M. Leonard
Bail sentencing that does not consider the financial ability of the defendant is unjust. “More than 60% across the country have not been convicted of any crime; “9 in 10 of those people are” detained solely for their inability to make bail. Cherise Fanno Burdeen, The Dangerous Domino Effect of Not Making Bail, The Atlantic (April 12, 2016). Massachusetts has long been active in incarcerating people merely for their inability to make bail, thus advocates for bail reform were excited when on August 25, 2017, the Massachusetts Supreme Judicial Court ruled in Brangan v.
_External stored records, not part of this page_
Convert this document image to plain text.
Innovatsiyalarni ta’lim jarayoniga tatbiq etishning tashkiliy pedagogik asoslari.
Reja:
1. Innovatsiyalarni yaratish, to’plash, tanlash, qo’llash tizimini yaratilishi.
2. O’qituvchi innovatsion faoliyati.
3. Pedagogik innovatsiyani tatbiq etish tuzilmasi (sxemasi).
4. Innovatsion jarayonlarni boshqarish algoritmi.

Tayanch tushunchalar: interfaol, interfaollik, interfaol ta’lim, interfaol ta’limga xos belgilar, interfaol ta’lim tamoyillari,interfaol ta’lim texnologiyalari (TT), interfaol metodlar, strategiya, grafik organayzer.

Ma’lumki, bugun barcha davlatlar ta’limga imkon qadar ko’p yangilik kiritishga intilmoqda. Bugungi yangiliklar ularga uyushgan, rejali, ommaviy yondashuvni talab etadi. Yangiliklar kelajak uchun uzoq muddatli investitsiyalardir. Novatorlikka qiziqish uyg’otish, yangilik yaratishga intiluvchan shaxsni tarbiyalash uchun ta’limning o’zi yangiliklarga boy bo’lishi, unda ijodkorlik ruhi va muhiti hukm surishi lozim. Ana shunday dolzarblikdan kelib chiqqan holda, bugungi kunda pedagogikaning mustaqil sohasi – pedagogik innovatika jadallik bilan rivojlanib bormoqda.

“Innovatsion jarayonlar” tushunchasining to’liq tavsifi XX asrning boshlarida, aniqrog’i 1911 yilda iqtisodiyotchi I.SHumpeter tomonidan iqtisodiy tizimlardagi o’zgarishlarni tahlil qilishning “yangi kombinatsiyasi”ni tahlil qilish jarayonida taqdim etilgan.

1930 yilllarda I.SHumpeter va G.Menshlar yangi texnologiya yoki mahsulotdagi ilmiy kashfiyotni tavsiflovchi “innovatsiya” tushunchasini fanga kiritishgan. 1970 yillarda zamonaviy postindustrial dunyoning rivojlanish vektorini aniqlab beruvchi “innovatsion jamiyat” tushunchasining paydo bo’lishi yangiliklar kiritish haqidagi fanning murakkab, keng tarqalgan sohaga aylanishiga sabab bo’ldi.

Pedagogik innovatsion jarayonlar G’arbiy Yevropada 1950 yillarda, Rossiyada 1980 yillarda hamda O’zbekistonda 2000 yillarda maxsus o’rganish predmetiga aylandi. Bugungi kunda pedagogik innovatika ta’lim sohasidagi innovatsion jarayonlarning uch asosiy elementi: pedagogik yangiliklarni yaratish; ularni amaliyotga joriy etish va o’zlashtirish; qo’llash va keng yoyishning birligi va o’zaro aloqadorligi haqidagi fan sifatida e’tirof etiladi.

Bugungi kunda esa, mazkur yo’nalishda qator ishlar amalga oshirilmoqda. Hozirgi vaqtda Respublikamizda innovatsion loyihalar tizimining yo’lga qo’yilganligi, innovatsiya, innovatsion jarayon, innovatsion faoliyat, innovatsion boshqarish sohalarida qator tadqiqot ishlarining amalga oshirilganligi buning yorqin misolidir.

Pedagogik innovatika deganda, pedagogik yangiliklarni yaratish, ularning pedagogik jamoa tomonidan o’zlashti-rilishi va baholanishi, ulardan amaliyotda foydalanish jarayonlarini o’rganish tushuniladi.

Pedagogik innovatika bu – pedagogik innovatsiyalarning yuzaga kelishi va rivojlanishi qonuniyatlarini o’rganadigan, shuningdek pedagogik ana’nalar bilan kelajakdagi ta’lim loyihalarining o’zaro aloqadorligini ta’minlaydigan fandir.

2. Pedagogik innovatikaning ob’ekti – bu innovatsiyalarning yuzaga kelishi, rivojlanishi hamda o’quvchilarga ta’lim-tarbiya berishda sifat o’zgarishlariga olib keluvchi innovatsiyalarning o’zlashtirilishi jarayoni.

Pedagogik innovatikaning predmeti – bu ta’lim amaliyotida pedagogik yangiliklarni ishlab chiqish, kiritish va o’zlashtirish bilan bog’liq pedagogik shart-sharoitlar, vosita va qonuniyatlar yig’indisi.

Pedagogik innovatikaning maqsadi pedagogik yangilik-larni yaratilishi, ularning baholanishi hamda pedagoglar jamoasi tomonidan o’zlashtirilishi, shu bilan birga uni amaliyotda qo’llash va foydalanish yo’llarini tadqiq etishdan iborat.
Commonwealth that judges must consider a defendant’s financial ability before setting a bail amount. Brangan v. Commonwealth, 80 N.E.3d 949, 954 (Mass. 2017) (concluding “that in setting the amount of bail, whether under M. G. L. c. 276, § 57 or § 58, a judge must consider a defendant’s financial resources”). Many were hopeful that the Brangan decision would be an important step forward in the fight to end the practice of incarcerating poor people pretrial merely because of their inability to make bail. Northeastern University School of Law’s Professor Daniel Medwed wrote: “Brangan should affect the lives of thousands of criminal defendants and save the state millions of dollars.” Daniel S. Medwed, Bail Reform and the Legacy of Justice Geraldine Hines, WGBH News (Aug. 28, 2017). Nearly three months after the decision came down, has bail sentencing changed in Massachusetts?
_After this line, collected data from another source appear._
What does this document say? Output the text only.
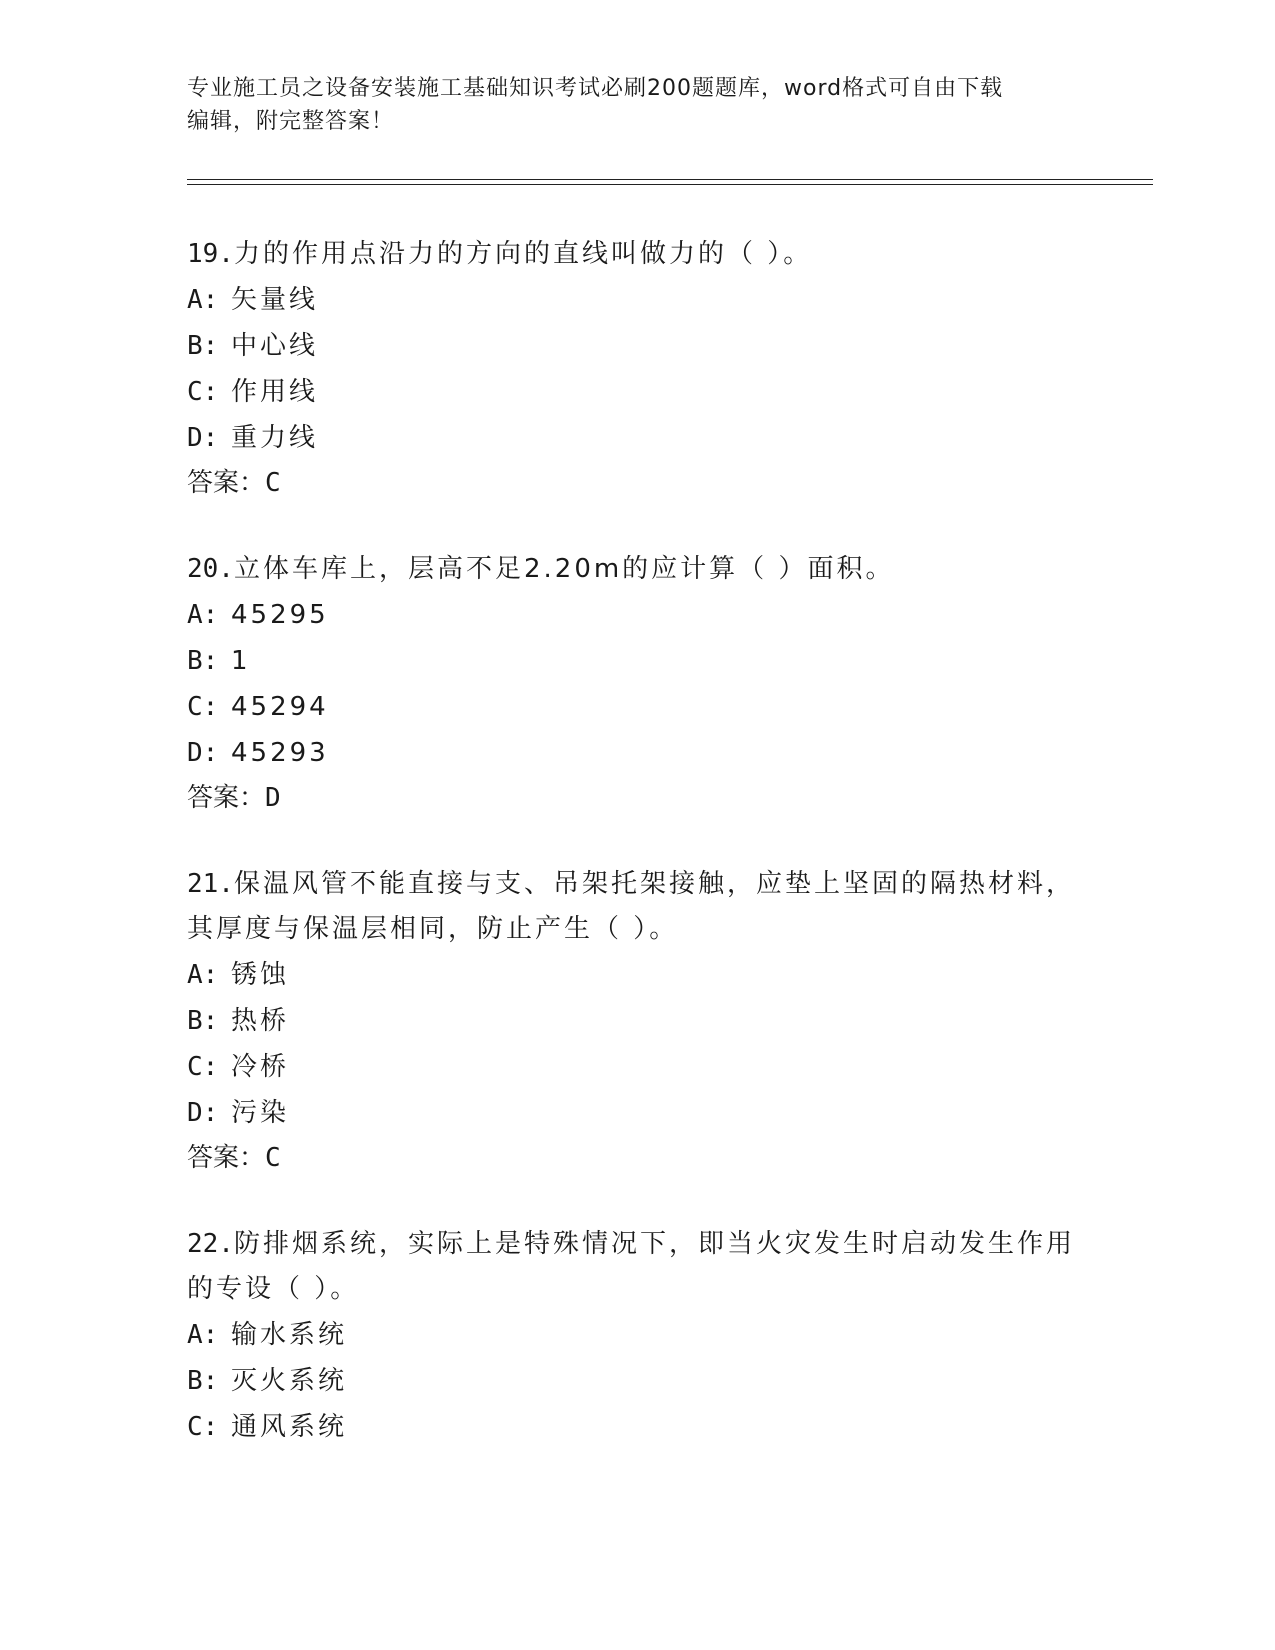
专业施工员之设备安装施工基础知识考试必刷200题题库，word格式可自由下载
编辑，附完整答案！
19.力的作用点沿力的方向的直线叫做力的（ ）。
A: 矢量线
B: 中心线
C: 作用线
D: 重力线
答案：C
20.立体车库上，层高不足2.20m的应计算（ ）面积。
A: 45295
B: 1
C: 45294
D: 45293
答案：D
21.保温风管不能直接与支、吊架托架接触，应垫上坚固的隔热材料，
其厚度与保温层相同，防止产生（ ）。
A: 锈蚀
B: 热桥
C: 冷桥
D: 污染
答案：C
22.防排烟系统，实际上是特殊情况下，即当火灾发生时启动发生作用
的专设（ ）。
A: 输水系统
B: 灭火系统
C: 通风系统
The decision had some very inspiring language for those who feel as though cash bail should be eliminated altogether, which is a movement growing across the country. Bryce Covert, America is Waking Up to the Injustice of Cash Bail, The Nation (Oct. 19, 2017). “A bail that is set without any regard to whether a defendant is a pauper or a plutocrat runs the risk of being excessive and unfair,” wrote Justice Hines. Brangan, 80 N.E. 3d at 959. However, Justice Hines continues, stating, “(b)ail that is beyond a defendant’s reach is not prohibited. Where, based on the judge’s consideration of all the relevant circumstances, neither alternative nonfinancial conditions nor an amount the defendant can afford will adequately assure his appearance for trial, it is permissible to set bail at a higher amount, but no higher than necessary to ensure the defendant’s appearance.” Id. at 960. According to preliminary research, Court Watch Program efforts from the Massachusetts Bail Fund, and some Public Records Requests from Sheriff’s Departments across the Commonwealth, judges are using Justice Hines’ language as a crutch to set high bail and incarcerate people pretrial. Therefore, although Brangan states that the purpose of bail is to assure appearance at later court dates, excessively high bail is still putting people in jail due to inability to pay.
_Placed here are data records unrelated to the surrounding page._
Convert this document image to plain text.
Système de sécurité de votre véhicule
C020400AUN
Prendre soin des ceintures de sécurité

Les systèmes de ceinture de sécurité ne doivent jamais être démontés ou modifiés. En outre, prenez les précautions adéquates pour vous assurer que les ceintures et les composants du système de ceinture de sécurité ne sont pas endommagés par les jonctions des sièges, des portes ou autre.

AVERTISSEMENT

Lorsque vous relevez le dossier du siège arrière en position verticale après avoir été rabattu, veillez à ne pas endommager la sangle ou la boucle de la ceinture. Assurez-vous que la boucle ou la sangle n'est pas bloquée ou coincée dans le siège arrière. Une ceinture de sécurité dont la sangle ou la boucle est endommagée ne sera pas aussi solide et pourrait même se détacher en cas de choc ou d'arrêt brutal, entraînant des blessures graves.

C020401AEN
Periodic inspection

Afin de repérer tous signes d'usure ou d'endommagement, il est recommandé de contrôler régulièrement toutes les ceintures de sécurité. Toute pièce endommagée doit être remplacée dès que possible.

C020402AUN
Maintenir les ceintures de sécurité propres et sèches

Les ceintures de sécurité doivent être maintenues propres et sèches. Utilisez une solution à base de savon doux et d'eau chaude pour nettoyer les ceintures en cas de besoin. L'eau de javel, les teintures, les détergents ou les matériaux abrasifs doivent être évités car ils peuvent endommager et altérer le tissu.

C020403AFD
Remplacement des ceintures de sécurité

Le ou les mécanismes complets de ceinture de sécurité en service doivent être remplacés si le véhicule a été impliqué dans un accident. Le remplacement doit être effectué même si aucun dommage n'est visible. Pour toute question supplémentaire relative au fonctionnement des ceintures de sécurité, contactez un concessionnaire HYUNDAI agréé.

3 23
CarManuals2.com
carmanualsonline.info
If students wish to move forward in their careers respecting the fundamental rights of life, liberty, and property, they must know that it is on the attorneys to ensure they are preserved. Massachusetts Bail Fund has found that some judges setting bail have never even heard of the Brangan decision. Massachusetts Bail Fund, CJ Omnibus Bill Moves to MA House: Our Response (Nov. 13, 2017). Others, like Justice Christopher Donnelly Welch, First Justice in the Falmouth District Court, through “Addendum” to the bail factors, have made the decision to set high bail for any person charged with selling or distributing heroin, clearly ignoring the standard set by Brangan to assess each individual’s financial ability. Haven Orecchio-Egresitz, Falmouth Judge: Opiod Dealing Merits Homicide-Level Bail, Cape Cod Times (Sept. 22, 2017, 12:37 PM). It is up to aspiring and current lawyers, both defense counsel appointed to indigent defendants as well as attorneys for the Commonwealth, while making their arguments at arraignments to ensure that judges know and are using the standards required by Brangan when setting bail.
Without attorneys protecting against this miscarriage of justice at the outset of cases, there is the chance that our relatively progressive bail statute may fall to constitutional infirmity and the potentially landmark Brangan decision will fade into oblivion. Bail is supposed to be a mechanism to ensure the defendant returns to court, not punish the poor. As such, judges should use bail appropriately, but they will not be compelled to do so unless we hold them accountable.